Chronic phenotypes can be sustained by epigenetic mechanisms including histone modifications such as deacetylation. In this study which is published in Nature: Molecular Psychiatry researchers set out to test the hypothesis of histone deacetylation contributing to maintenance of chronic anxiety and pain induced by prolonged exposure of the central amygdala to elevated corticosteroids.

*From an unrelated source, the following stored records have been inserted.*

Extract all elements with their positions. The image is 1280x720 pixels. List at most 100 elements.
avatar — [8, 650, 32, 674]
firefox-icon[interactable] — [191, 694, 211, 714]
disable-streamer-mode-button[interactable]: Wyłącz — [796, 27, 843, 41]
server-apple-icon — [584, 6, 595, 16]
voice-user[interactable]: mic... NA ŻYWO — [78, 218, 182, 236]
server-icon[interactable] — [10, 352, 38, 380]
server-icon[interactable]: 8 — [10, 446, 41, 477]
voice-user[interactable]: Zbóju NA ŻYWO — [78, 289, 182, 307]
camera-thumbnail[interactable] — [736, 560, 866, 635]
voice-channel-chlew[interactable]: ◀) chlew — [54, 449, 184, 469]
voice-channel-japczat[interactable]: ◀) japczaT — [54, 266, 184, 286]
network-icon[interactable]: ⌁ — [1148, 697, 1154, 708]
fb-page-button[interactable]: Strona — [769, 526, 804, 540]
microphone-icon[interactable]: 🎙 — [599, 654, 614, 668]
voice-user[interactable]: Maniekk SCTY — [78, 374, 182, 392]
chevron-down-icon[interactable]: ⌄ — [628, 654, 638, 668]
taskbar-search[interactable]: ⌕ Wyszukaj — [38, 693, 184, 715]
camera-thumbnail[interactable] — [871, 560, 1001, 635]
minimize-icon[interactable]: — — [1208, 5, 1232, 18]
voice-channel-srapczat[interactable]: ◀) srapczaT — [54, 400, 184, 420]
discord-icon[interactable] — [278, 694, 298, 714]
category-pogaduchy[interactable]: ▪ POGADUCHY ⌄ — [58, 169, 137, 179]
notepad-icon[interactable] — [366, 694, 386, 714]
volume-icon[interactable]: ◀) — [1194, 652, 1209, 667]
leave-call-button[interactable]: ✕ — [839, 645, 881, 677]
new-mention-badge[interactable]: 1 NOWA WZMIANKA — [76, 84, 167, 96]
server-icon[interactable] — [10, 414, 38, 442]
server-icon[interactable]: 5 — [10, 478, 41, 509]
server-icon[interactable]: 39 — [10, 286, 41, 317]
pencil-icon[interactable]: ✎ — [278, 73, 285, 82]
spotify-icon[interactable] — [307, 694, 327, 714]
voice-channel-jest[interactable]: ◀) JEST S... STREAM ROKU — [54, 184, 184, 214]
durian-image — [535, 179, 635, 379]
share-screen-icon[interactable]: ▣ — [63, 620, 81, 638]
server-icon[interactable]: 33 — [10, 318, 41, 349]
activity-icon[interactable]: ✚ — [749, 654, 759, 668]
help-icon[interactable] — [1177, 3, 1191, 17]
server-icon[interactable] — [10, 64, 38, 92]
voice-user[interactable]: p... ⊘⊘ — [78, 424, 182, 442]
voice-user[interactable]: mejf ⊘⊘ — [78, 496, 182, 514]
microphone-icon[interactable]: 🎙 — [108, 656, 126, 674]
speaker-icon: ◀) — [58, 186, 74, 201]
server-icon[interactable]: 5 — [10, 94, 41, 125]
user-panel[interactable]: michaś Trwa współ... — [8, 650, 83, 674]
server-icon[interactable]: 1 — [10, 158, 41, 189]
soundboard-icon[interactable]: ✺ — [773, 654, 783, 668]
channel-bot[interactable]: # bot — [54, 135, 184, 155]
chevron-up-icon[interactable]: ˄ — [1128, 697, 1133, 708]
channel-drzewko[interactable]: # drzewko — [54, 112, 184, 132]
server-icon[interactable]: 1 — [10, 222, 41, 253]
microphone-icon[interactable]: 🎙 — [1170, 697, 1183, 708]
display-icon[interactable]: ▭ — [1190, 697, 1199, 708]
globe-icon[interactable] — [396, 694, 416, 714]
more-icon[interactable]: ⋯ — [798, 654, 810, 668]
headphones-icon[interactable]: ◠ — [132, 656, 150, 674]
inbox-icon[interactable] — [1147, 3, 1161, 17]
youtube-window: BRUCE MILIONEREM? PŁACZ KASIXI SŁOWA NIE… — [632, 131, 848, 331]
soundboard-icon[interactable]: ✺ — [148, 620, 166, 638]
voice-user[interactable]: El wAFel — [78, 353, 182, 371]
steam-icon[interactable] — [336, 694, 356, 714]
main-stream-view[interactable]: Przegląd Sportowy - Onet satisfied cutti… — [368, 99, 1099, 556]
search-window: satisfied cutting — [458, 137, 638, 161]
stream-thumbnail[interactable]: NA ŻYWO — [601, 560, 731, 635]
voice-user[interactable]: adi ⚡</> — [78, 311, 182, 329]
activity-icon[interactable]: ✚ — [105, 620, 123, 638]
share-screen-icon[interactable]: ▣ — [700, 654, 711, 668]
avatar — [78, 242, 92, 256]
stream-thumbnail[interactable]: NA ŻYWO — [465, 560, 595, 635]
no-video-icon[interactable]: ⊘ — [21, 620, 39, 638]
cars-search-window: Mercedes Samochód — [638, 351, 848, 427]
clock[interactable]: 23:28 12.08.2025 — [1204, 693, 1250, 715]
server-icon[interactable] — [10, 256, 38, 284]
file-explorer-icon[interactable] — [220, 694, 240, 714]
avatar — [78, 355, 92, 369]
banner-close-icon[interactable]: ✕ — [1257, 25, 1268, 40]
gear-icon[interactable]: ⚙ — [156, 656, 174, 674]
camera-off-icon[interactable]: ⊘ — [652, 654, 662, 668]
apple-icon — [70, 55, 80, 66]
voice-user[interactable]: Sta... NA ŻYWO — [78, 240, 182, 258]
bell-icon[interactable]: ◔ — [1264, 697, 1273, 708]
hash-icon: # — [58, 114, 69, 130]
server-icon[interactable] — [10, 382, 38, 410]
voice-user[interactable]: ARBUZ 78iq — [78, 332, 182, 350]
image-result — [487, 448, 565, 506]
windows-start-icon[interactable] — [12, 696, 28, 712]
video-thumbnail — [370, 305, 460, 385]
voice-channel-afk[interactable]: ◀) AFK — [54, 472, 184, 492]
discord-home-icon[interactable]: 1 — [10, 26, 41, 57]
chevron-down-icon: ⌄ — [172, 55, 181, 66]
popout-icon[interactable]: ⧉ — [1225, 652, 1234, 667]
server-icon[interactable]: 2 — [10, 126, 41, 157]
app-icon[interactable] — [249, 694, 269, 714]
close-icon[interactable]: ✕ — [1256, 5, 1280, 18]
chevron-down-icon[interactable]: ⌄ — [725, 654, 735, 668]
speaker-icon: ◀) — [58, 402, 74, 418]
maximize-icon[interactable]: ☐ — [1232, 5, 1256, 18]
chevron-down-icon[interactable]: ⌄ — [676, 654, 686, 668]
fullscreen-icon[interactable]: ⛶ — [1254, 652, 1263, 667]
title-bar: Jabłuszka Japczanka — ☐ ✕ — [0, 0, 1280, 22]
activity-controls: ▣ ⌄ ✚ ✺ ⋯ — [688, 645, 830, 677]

Researchers found that bilateral infusions of a histone deacetylase inhibitor into the central amygdala attenuated anxiety like behavior along with somatic and visceral hypersensitivity resulting from elevated corticosteroid exposure. Researchers were able to delineate a novel pathway through which histone deacetylation could contribute to corticosteroid regulation of glucocorticoid receptors and subsequent corticotropin releasing factor expression in the central amygdala, specifically through deacetylation of histone 3 at lysine 9 via coordinated action of the NAD+ dependent protein deacetylase sirtuin-6 and nuclear factor kappa B sequester GR expression leading to disinhibition of corticotropin releasing factor.
According to the researchers their results suggest that epigenetic programming within the amygdala are important in the maintenance of chronic pain and anxiety, specifically histone modification. If this is generalizable to human mechanisms of chronic anxiety and pain maintenance it would provide a method of preventing and treating chronic pain and anxiety.